Das Beispiel Sepsis zeigt, dass häufig verschiedene pharmakokinetische Änderungen zusammenkommen, was die Auswahl einer sinnvollen Dosierung erschwert. Die Angst vor einer Unterdosierung der Antibiotika muss gegen das Risiko möglicher Nebenwirkungen bei massiver Überdosierung abgewogen werden. Beides kann für Sepsis-Patienten fatale Folgen haben. Hier ist der intensivmedizinisch tätige Apotheker mit seinem Grundverständnis für pharmakokinetische Zusammenhänge ein wertvoller Berater.

Auch in Antibiotic-Stewardship-Programmen (ABS) begleiten Apotheker die Behandlung von Intensivpatienten. Sie sind dabei nicht nur für die Auswertung und Interpretation von Antibiotikaverbräuchen zuständig, sondern bringen sich als Berater zu klinischen Fragestellungen aktiv am Krankenbett ein. Außerdem ist ihre Expertise beim Finden und Auswerten neuer Literatur in einem Umfeld sich schnell ändernder Empfehlungen sehr wertvoll.

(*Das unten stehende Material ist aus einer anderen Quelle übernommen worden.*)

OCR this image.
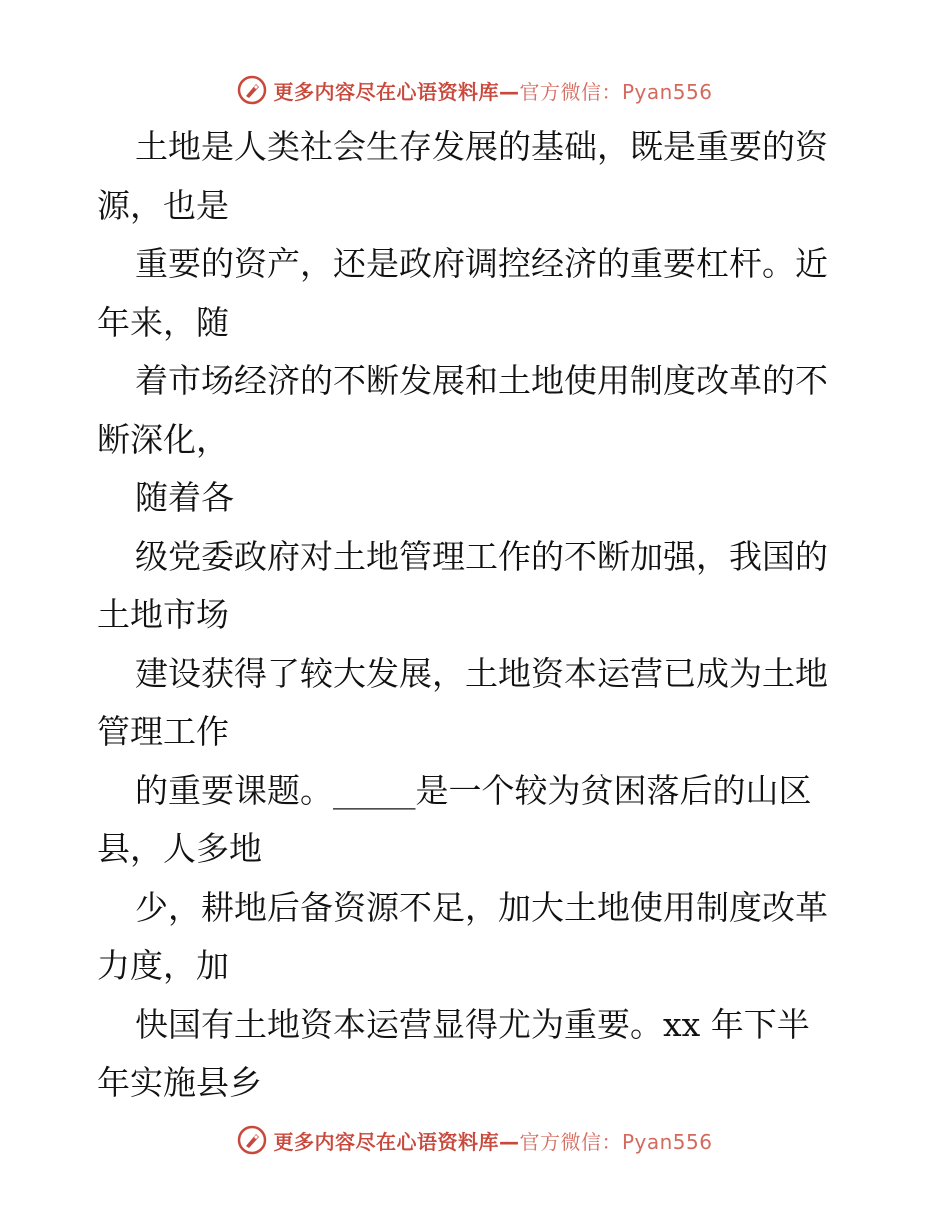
更多内容尽在心语资料库—官方微信：Pyan556
土地是人类社会生存发展的基础，既是重要的资
源，也是
重要的资产，还是政府调控经济的重要杠杆。近
年来，随
着市场经济的不断发展和土地使用制度改革的不
断深化，
随着各
级党委政府对土地管理工作的不断加强，我国的
土地市场
建设获得了较大发展，土地资本运营已成为土地
管理工作
的重要课题。_____是一个较为贫困落后的山区
县，人多地
少，耕地后备资源不足，加大土地使用制度改革
力度，加
快国有土地资本运营显得尤为重要。xx 年下半
年实施县乡
更多内容尽在心语资料库—官方微信：Pyan556
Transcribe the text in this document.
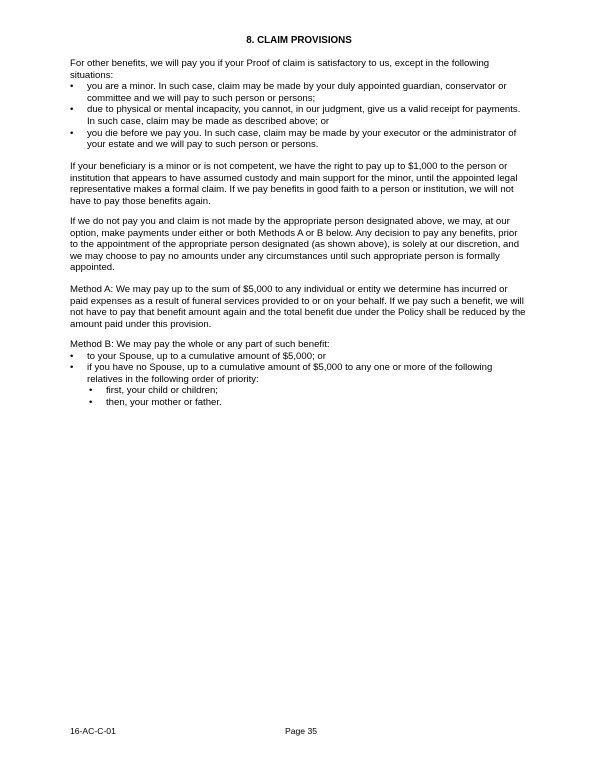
8. CLAIM PROVISIONS

For other benefits, we will pay you if your Proof of claim is satisfactory to us, except in the following situations:

• you are a minor. In such case, claim may be made by your duly appointed guardian, conservator or committee and we will pay to such person or persons;
• due to physical or mental incapacity, you cannot, in our judgment, give us a valid receipt for payments. In such case, claim may be made as described above; or
• you die before we pay you. In such case, claim may be made by your executor or the administrator of your estate and we will pay to such person or persons.

If your beneficiary is a minor or is not competent, we have the right to pay up to $1,000 to the person or institution that appears to have assumed custody and main support for the minor, until the appointed legal representative makes a formal claim. If we pay benefits in good faith to a person or institution, we will not have to pay those benefits again.

If we do not pay you and claim is not made by the appropriate person designated above, we may, at our option, make payments under either or both Methods A or B below. Any decision to pay any benefits, prior to the appointment of the appropriate person designated (as shown above), is solely at our discretion, and we may choose to pay no amounts under any circumstances until such appropriate person is formally appointed.

Method A: We may pay up to the sum of $5,000 to any individual or entity we determine has incurred or paid expenses as a result of funeral services provided to or on your behalf. If we pay such a benefit, we will not have to pay that benefit amount again and the total benefit due under the Policy shall be reduced by the amount paid under this provision.

Method B: We may pay the whole or any part of such benefit:

• to your Spouse, up to a cumulative amount of $5,000; or
• if you have no Spouse, up to a cumulative amount of $5,000 to any one or more of the following relatives in the following order of priority:
• first, your child or children;
• then, your mother or father.
16-AC-C-01	Page 35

Aktuelle Sepsis-Leitlinien der deutschen und internationalen Fachgesellschaften empfehlen ein therapeutisches Drug Monitoring (TDM) für zahlreiche Antibiotika. Lang bewährt hat sich dies für Vancomycin oder die Aminoglykoside; relativ neu ist die Empfehlung von Serumspiegelmessungen für Betalaktame, die am häufigsten auf Intensivstationen zum Einsatz kommen. Bei ihnen steht die Sicherstellung adäquater Zielspiegel im Vordergrund. Mit dem TDM verbunden ist meist die Applikation der Betalaktame als Dauerinfusion; diese steht im Gegensatz zur zugelassenen intermittierenden Gabe. Die Expertise von Apothekern kann gewährleisten, dass die Auflöse- und Verdünnungsschritte für diese Off-Label-Applikation korrekt erfolgen, sodass die Stabilität der Wirkstoffe nicht gefährdet und Inkompatibilitäten mit der weiteren intravenösen Medikation vermieden werden.

Des Weiteren sind Apotheker in der Lage, die Analytik der Antibiotika, zum Beispiel mit HPLC-Geräten, mit dem notwendigen Know-how unabhängig und kostengünstig vor Ort vorzunehmen und aus den Messwerten entsprechende Dosisanpassungen zu generieren. Dies gewährleistet ein hohes Maß an Effektivität und Sicherheit der eingesetzten Antibiotika.

Zusätzlich wird der gesamte Antibiotikaverbrauch reduziert, was nicht nur zu den ABS-Qualitätsindikatoren gehört, sondern auch die dramatische Resistenzentwicklung der letzten Jahre positiv beeinflussen könnte. Positive Effekte auf die Liegedauer auf Intensivstation und die Rate an Kombinationstherapien sind zudem nachgewiesen.